I wiped Misty’s skin again, if only to just collect my runaway thoughts. “It doesn’t matter what we are.”
“It matters to him,” she said.
“Yeah, well. It’ll never happen.”
She turned her head to look at me again, brows raised. “Why not?”
“It’s a long story.”
Misty settled deeper into the chair, adjusting her grip on the armrests. “Looks like I’m gonna be here for a while. So a long story is perfect.”
I ended up avoiding it expertly, thanks to several years of practice. It didn’t take much to dupe Misty into taking over the conversation. She talked while I worked, and I let her. It kept the booth from feeling like a pressure cooker.
I built the peony petal by petal, deepening the black at the base, feathering it outward until the gradients caught the light instead of swallowing it. Earlier she’d wrinkled her nose when I’d told her we were sticking to one color. She’d wanted pink. I’d told her to trust me, that one pigment didn’t mean one dimension, and she’d rolled her eyes but settled back in the chair.
Now the layers did the arguing for me.
Every few minutes the chair in reception creaked. Aiden was still out there. And I still had no idea what I was going to do with him.

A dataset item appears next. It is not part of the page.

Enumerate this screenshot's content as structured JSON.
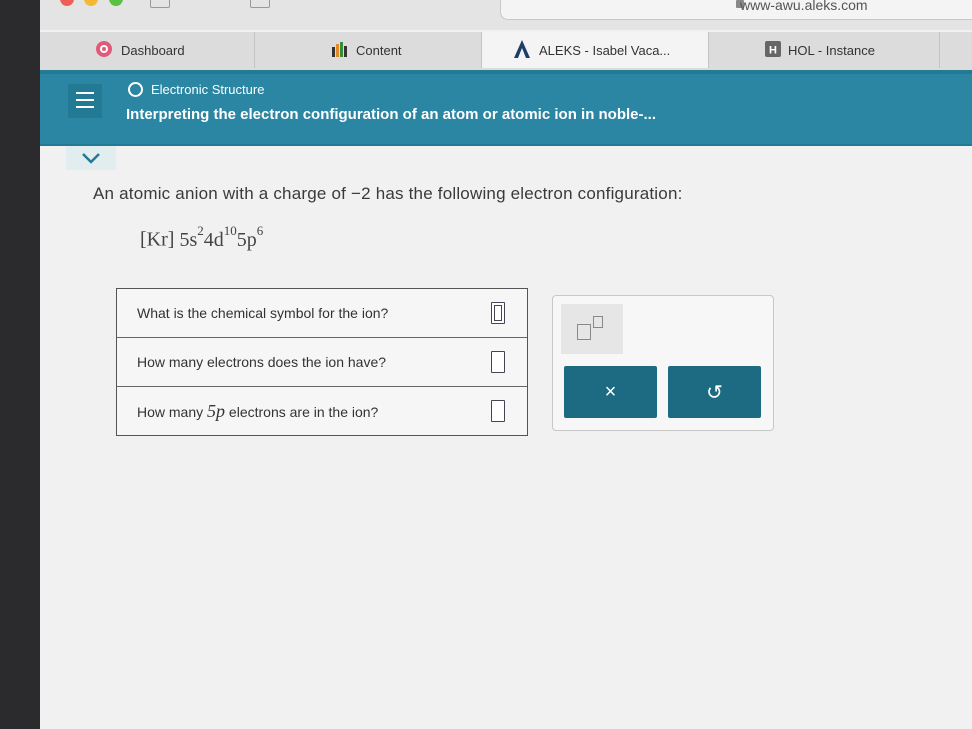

My hand stayed steady. I wiped away excess ink, checked the symmetry, went back in to darken a fold that needed weight. The flower began to push off her skin, not flat anymore but alive with contrast.
I capped the ink and pulled back, scanning the whole piece the way my mentor had drilled into me. Balance. Flow. No rushed lines.
“All done.”
Misty lifted her head and craned around. “Don’t mess with me.”
I swiveled the light toward her wrist, and the sudden flash made it look as if the flower were real.
Her mouth dropped open. “Oh, my God.”
She held it up carefully, trying to catch every angle. The black shifted from dense at the core to smoke at the edges, each petallayered over the next. It didn’t read as one color. It read as depth.